How the context problem manifests

Context problems produce four characteristic failure modes. First, hallucinations from hidden information: when the material the AI needs is present in the organisation but inaccessible to the tool — wrong folder, wrong format, buried in an attachment — the AI confidently produces an answer that omits or contradicts what the organisation actually knows. Second, overly generic outputs: absent specific context, the AI falls back on plausible-sounding general answers that do not reflect the organisation’s actual position, standards or history. Third, noise pollution: when the context includes irrelevant, out-of-date or contradictory material, the AI may draw on it indiscriminately and produce output that references defunct policies or superseded decisions.

Fourth, dilution from over-inclusion: giving the AI every document the organisation has ever created is not safer than giving it too little. Too much context is almost as damaging as wrong context. Irrelevant, outdated or contradictory material dilutes the influence of accurate current knowledge, and the AI synthesises across the whole set. The result is confident output that blends correct and incorrect material without distinguishing them.

The four compound. A generic output may pass because nobody recognises the specifics that are missing; a hallucination may pass because it sounds right; noise-polluted output may pass for all of the above reasons; and dilution makes each of the first three more likely because the signal of the correct material is weakened. Each is a vector for AI’s most dangerous failure mode is confident wrongness.

What follows

The practical corollary is that AI utility is approximately as much a knowledge management question as a tool question. When a client asks which AI to procure, the more useful first conversation is about the state of the context they would be pointing it at.

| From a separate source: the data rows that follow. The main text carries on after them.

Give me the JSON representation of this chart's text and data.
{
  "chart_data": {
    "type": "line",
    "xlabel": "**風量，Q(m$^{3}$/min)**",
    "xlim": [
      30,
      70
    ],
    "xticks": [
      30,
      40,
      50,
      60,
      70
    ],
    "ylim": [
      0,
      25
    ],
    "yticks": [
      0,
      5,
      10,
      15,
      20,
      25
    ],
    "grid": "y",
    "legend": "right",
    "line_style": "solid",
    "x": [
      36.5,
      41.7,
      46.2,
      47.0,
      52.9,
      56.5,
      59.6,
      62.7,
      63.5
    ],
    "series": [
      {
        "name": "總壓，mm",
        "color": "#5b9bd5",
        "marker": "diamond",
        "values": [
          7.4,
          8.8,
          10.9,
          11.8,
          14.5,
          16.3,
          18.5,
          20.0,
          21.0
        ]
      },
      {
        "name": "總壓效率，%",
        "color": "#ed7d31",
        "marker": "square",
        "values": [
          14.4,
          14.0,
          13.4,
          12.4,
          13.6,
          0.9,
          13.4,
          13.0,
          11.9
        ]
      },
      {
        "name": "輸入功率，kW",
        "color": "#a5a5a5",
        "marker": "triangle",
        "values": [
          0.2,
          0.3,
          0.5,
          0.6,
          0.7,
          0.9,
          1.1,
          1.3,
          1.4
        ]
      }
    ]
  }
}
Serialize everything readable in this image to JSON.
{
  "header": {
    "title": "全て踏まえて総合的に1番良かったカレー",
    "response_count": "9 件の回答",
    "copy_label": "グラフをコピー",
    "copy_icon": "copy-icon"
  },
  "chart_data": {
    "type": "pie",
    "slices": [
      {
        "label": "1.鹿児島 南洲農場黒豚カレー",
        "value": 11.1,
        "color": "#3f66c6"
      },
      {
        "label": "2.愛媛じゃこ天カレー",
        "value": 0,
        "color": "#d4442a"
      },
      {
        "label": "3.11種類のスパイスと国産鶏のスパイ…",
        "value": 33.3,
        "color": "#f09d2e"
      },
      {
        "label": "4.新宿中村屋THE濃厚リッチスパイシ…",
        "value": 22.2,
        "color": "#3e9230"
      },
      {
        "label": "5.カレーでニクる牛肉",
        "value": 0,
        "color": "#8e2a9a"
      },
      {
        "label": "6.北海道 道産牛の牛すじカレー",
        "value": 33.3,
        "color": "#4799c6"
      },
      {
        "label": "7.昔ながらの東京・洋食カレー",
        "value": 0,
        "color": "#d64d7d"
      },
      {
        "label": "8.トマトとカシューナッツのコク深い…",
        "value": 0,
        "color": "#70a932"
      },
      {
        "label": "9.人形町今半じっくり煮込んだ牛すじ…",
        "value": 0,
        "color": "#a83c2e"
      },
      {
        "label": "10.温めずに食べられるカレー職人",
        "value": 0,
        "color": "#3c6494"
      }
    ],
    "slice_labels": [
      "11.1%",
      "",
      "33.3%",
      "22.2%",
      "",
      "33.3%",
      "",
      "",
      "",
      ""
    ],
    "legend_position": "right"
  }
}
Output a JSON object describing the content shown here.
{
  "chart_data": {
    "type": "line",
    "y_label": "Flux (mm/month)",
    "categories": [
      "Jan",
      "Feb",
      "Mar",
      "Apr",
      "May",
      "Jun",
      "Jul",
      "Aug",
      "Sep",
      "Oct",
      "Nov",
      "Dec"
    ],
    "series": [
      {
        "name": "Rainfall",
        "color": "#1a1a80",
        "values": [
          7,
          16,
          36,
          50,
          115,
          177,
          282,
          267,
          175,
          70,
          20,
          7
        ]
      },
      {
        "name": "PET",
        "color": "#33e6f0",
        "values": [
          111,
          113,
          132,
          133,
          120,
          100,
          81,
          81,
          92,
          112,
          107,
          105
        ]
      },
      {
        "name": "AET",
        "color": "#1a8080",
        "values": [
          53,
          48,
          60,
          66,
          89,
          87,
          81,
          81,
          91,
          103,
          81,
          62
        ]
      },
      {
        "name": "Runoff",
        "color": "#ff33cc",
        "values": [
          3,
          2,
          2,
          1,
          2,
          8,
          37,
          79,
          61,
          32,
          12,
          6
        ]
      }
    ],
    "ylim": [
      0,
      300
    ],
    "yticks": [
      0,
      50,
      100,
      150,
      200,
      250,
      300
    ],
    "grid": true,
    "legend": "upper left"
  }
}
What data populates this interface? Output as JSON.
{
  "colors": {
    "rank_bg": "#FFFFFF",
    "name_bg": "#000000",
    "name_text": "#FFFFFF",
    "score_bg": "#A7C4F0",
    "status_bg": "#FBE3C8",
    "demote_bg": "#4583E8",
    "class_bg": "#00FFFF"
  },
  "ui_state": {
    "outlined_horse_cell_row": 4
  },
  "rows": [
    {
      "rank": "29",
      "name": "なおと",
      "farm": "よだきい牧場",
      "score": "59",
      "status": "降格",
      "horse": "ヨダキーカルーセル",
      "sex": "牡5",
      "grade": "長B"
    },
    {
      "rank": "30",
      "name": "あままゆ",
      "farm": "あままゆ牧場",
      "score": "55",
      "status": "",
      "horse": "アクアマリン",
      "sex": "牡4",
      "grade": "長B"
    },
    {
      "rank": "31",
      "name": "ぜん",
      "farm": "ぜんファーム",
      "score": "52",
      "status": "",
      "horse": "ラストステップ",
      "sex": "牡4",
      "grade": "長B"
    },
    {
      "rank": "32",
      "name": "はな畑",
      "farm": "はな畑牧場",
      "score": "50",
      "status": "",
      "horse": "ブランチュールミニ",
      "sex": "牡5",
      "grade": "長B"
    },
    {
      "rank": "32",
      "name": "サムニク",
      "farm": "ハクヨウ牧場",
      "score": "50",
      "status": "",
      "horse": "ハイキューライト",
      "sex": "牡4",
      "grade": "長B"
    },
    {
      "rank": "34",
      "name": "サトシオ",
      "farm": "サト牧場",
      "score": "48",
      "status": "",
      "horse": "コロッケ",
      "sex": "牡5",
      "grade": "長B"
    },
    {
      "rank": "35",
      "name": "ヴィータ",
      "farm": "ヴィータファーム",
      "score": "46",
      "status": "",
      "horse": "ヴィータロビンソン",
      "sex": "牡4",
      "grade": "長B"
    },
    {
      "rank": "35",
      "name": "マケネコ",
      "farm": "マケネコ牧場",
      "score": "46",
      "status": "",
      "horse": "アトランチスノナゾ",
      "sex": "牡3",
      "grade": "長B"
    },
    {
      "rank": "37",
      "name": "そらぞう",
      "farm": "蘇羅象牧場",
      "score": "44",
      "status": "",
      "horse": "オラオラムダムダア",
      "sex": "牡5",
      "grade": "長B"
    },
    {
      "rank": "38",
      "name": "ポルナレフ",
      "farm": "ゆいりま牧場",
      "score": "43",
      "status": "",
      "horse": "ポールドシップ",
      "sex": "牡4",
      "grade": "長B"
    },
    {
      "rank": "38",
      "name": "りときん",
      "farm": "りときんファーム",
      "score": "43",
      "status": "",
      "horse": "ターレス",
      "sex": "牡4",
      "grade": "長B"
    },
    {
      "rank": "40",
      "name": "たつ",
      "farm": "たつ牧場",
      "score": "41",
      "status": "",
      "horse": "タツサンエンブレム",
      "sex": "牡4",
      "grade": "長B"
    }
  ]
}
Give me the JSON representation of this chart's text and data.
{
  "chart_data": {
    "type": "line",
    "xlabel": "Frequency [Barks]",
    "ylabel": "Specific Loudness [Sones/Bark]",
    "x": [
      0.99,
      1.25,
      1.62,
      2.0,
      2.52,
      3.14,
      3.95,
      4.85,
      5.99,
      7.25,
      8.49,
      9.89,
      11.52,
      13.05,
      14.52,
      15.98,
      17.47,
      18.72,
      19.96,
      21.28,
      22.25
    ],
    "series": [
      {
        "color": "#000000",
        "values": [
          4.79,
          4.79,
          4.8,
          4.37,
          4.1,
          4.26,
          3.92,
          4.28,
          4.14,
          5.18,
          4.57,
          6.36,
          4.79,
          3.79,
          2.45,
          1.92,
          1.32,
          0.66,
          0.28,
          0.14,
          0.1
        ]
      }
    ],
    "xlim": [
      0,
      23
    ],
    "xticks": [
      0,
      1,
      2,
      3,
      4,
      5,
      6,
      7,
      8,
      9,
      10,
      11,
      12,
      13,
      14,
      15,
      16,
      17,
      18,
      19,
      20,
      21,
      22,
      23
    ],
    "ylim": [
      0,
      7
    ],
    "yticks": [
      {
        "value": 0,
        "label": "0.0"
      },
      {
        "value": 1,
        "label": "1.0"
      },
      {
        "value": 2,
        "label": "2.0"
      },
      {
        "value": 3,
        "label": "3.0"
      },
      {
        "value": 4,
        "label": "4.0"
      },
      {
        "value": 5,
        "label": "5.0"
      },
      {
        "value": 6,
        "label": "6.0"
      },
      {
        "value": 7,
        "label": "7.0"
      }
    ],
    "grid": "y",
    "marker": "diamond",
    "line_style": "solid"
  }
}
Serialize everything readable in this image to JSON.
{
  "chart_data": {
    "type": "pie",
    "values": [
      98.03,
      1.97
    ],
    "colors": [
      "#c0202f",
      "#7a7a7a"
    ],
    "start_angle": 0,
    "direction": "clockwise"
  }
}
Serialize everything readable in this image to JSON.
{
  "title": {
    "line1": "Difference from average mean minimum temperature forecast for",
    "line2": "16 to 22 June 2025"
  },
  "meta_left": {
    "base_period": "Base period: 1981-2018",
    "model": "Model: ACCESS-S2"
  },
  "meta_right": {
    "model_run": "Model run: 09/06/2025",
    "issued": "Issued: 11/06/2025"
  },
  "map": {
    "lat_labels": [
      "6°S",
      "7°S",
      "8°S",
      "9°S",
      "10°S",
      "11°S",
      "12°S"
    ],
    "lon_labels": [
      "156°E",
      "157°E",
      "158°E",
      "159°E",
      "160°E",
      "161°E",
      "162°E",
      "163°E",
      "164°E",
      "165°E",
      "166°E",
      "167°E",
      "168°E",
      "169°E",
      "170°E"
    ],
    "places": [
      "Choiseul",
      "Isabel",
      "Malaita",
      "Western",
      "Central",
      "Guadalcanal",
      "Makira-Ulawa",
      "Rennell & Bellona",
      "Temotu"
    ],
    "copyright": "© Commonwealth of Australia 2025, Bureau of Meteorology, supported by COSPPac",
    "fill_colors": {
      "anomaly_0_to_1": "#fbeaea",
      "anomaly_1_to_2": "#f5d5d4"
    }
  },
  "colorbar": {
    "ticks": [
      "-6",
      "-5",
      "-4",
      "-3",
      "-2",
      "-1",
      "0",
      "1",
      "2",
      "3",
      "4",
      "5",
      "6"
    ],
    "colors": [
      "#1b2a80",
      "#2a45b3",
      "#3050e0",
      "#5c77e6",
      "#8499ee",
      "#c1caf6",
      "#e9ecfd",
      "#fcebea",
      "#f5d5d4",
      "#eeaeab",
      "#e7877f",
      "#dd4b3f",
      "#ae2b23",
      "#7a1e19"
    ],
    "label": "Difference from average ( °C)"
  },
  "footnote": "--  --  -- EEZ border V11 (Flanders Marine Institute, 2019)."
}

That conversation tends to surface the usual uncomfortable truths: content scattered across systems, outdated versions, tacit knowledge never written down, human formatting that obstructs AI consumption (see Structure documents for AI consumption, not just human reading). The sequencing argument in Start with knowledge management, not tools follows from this heuristic: if the ceiling is set by context, invest in the context before investing in the tool that will hit the ceiling.

Context at user scope

The same heuristic applies at the level of a single user’s interaction with the AI, not only at the level of the corpus. Two distinct categories of context shape what the AI can usefully do for a given staff member: firm-wide context — the rules, templates, regulatory or sectoral standards, internal vocabulary, and communication style that apply to everyone in the organisation — and personal context — the user’s role, function, day-to-day work, and stable preferences. Both are load-bearing. Firm-wide context without personal context produces output that is on-brand but not calibrated to the work the user actually does; personal context without firm-wide context produces output that is calibrated but disregards the organisation’s standards. Loading both into the AI’s persistent context at the cheapest available moment — typically a structured onboarding encounter — is what AI onboarding teaches both the person and the AI addresses.

Context as a discipline

The practice of getting the context right — identifying authoritative sources, pruning what should not be there, structuring the rest for AI consumption, maintaining quality over time — is starting to be named as its own discipline. “Context engineering” is the industry’s working term, and major AI frameworks are positioning it as foundational. The label is useful because it distinguishes the activity from document management on one side and from prompt engineering on the other: it is neither storage nor instruction, but the deliberate curation of what a model gets to see. The related time-dependent degradation mechanism is set out in Context rot.